The tool result content ("15°C, partly cloudy") is entirely absent. In its place is the literal string <tools>\n</tools> — the empty tools XML wrapper from the system prompt section.

Root Cause

In vllm/entrypoints/chat_utils.py, _parse_chat_message_content():

content = message.get("content")  # "15°C, partly cloudy" (string)

# All string content is converted to content-part list format:
elif isinstance(content, str):
    content = [ChatCompletionContentPartTextParam(type="text", text=content)]
    # → [{"type": "text", "text": "15°C, partly cloudy"}]

result = _parse_chat_message_content_parts(
    role,           # "tool"
    content,        # [{"type": "text", "text": "15°C, partly cloudy"}]
    mm_tracker,
    wrap_dicts=(content_format == "openai"),  # ← True when format="openai"
    ...
)

The "auto" content format resolves to "openai" for GLM-4-MoE models (likely because glm4_moe is registered as a multimodal architecture). This causes wrap_dicts=True, and the ConversationMessage.content for tool role messages becomes a list [{"type": "text", "text": "15°C, partly cloudy"}] instead of a plain string.

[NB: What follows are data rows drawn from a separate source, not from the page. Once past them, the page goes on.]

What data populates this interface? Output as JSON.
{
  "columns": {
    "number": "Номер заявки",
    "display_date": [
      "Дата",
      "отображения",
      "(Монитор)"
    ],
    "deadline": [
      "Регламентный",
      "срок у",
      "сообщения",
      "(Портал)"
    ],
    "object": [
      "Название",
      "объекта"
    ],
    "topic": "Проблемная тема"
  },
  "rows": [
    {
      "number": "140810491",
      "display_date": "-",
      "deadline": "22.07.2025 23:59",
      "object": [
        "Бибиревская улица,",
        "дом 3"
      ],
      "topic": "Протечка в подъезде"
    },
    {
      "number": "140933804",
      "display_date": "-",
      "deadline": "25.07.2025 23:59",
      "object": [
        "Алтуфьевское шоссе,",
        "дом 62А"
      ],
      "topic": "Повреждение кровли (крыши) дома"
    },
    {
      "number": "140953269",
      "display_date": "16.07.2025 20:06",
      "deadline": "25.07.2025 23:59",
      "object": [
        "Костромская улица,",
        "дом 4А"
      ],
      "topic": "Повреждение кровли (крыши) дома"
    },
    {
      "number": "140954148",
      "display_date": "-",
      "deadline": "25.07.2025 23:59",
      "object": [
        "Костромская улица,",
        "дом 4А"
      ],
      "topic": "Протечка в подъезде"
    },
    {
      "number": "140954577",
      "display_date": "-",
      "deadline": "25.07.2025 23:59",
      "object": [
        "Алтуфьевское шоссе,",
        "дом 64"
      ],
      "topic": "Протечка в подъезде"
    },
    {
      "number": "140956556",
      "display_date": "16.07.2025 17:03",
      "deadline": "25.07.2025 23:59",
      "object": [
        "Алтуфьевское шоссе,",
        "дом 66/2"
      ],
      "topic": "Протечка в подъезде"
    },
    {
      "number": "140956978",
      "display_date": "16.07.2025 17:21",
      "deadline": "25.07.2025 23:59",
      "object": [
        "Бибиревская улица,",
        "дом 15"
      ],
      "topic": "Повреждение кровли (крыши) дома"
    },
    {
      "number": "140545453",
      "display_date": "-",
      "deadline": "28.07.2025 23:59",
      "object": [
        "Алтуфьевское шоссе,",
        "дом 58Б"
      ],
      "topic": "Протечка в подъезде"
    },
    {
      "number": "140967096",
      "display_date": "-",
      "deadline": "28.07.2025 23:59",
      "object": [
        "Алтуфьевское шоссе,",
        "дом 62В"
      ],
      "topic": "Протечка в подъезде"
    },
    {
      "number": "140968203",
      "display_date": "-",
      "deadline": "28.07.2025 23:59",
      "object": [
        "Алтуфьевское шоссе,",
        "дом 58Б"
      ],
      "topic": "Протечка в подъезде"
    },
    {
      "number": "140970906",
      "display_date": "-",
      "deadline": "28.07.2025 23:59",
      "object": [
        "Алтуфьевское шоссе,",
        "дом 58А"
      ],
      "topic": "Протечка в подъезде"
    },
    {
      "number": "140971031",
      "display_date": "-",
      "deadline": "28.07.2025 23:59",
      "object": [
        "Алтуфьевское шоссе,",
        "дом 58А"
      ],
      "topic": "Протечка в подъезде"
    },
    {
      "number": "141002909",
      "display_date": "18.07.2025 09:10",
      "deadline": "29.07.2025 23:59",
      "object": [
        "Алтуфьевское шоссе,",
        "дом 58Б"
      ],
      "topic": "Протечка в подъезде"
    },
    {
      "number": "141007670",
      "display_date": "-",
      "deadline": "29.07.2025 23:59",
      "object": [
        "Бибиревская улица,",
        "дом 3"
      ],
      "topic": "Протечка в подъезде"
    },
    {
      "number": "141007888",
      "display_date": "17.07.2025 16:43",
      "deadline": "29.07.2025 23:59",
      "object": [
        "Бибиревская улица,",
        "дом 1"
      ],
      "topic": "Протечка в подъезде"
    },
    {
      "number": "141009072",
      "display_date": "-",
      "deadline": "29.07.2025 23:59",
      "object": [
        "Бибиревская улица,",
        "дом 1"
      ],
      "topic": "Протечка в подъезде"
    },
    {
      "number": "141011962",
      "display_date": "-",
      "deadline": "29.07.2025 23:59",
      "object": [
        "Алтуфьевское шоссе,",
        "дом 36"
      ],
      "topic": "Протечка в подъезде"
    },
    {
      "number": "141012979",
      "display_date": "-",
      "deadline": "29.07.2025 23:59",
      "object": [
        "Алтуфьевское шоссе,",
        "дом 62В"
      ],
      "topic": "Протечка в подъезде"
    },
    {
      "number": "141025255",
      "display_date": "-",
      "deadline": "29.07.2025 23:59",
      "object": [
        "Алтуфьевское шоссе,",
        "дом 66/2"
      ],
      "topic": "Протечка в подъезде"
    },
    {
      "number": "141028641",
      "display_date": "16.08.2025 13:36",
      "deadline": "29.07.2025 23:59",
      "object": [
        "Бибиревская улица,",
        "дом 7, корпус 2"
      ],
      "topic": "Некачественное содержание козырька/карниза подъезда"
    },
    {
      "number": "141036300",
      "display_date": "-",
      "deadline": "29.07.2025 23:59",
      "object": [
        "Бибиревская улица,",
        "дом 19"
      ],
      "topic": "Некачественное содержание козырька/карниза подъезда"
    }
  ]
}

The GLM-5.1-FP8 chat template (chat_template.jinja) then checks:

{%- if m.content is string -%}
  {{- '<tool_response>' + m.content + '</tool_response>' -}}
{%- else -%}
  {{- '\n' -}}
  {% for tr in m.content %}
    {%- for tool in tools -%}
      {%- if tool.name == tr.name -%}
        {{- tool_to_json(tool) + '\n' -}}
      {%- endif -%}
    {%- endfor -%}
  {%- endfor -%}
  {{- '</tool_response>' -}}
{%- endif -%}

When m.content is a list (not a string):

  • m.content is stringFalse
  • Falls to the else branch, which is designed for structured tool result objects (matching results by tool name)
  • tr = {"type": "text", "text": "15°C, partly cloudy"} — has no .name attribute
  • Template iterates with no matches → produces <tools>\n</tools> artifact instead of actual result

Fix Action

Workaround

Add --chat-template-content-format string to the vLLM server command:

docker run --gpus all -p 8000:8000 --ipc=host \
  -v ~/.cache/huggingface:/root/.cache/huggingface \
  vllm/vllm-openai:glm51-cu130 zai-org/GLM-5.1-FP8 \
  --tensor-parallel-size 8 \
  --tool-call-parser glm47 \
  --reasoning-parser glm45 \
  --enable-auto-tool-choice \
  --chat-template-content-format string \
  --served-model-name glm-5.1-fp8

With --chat-template-content-format string, wrap_dicts=False, tool message string content is preserved as a plain string → m.content is string is True → correct <tool_response>15°C, partly cloudy</tool_response> output.

PR fix notes

PR #39630: Fix GLM tool results with auto chat template content format

Description (problem / solution / changelog)

Summary

  • special-case GLM-style chat templates during auto content-format detection
  • keep these templates on the string path when they require raw string tool responses
  • add renderer regressions for format detection and prompt rendering of tool results

Fixes #39614.

Why this is not duplicating an existing PR

  • I checked open PRs that reference #39614 and did not find another open PR for this issue.
  • I also checked nearby GLM-related PRs; the open PR #39253 is about GLM tool parser streaming and does not address prompt rendering of tool result content.

Root cause

resolve_chat_template_content_format(..., given_format="auto", ...) classified certain GLM templates as openai because they iterate over message.content for regular messages. That causes tool-role messages to be converted into OpenAI-style structured content items before rendering. For GLM templates that explicitly expect m.content is string for tool responses, the rendered prompt then falls into the wrong branch and emits an empty <tools> wrapper instead of the actual tool result text.

Tests run

  • python -m py_compile vllm/renderers/hf.py tests/renderers/test_hf.py
  • python -m pytest --noconftest tests/renderers/test_hf.py -k "glm_tool_response_template" -q
    • blocked by local environment mismatch during import: the machine's installed torch is older than current vLLM expects (torch.library.infer_schema is missing)

AI assistance

This PR was prepared with AI assistance. I reviewed the changed files, commit, and PR description before submission.

Changed files

  • tests/renderers/test_hf.py (modified, +140/-1)
  • vllm/renderers/hf.py (modified, +19/-0)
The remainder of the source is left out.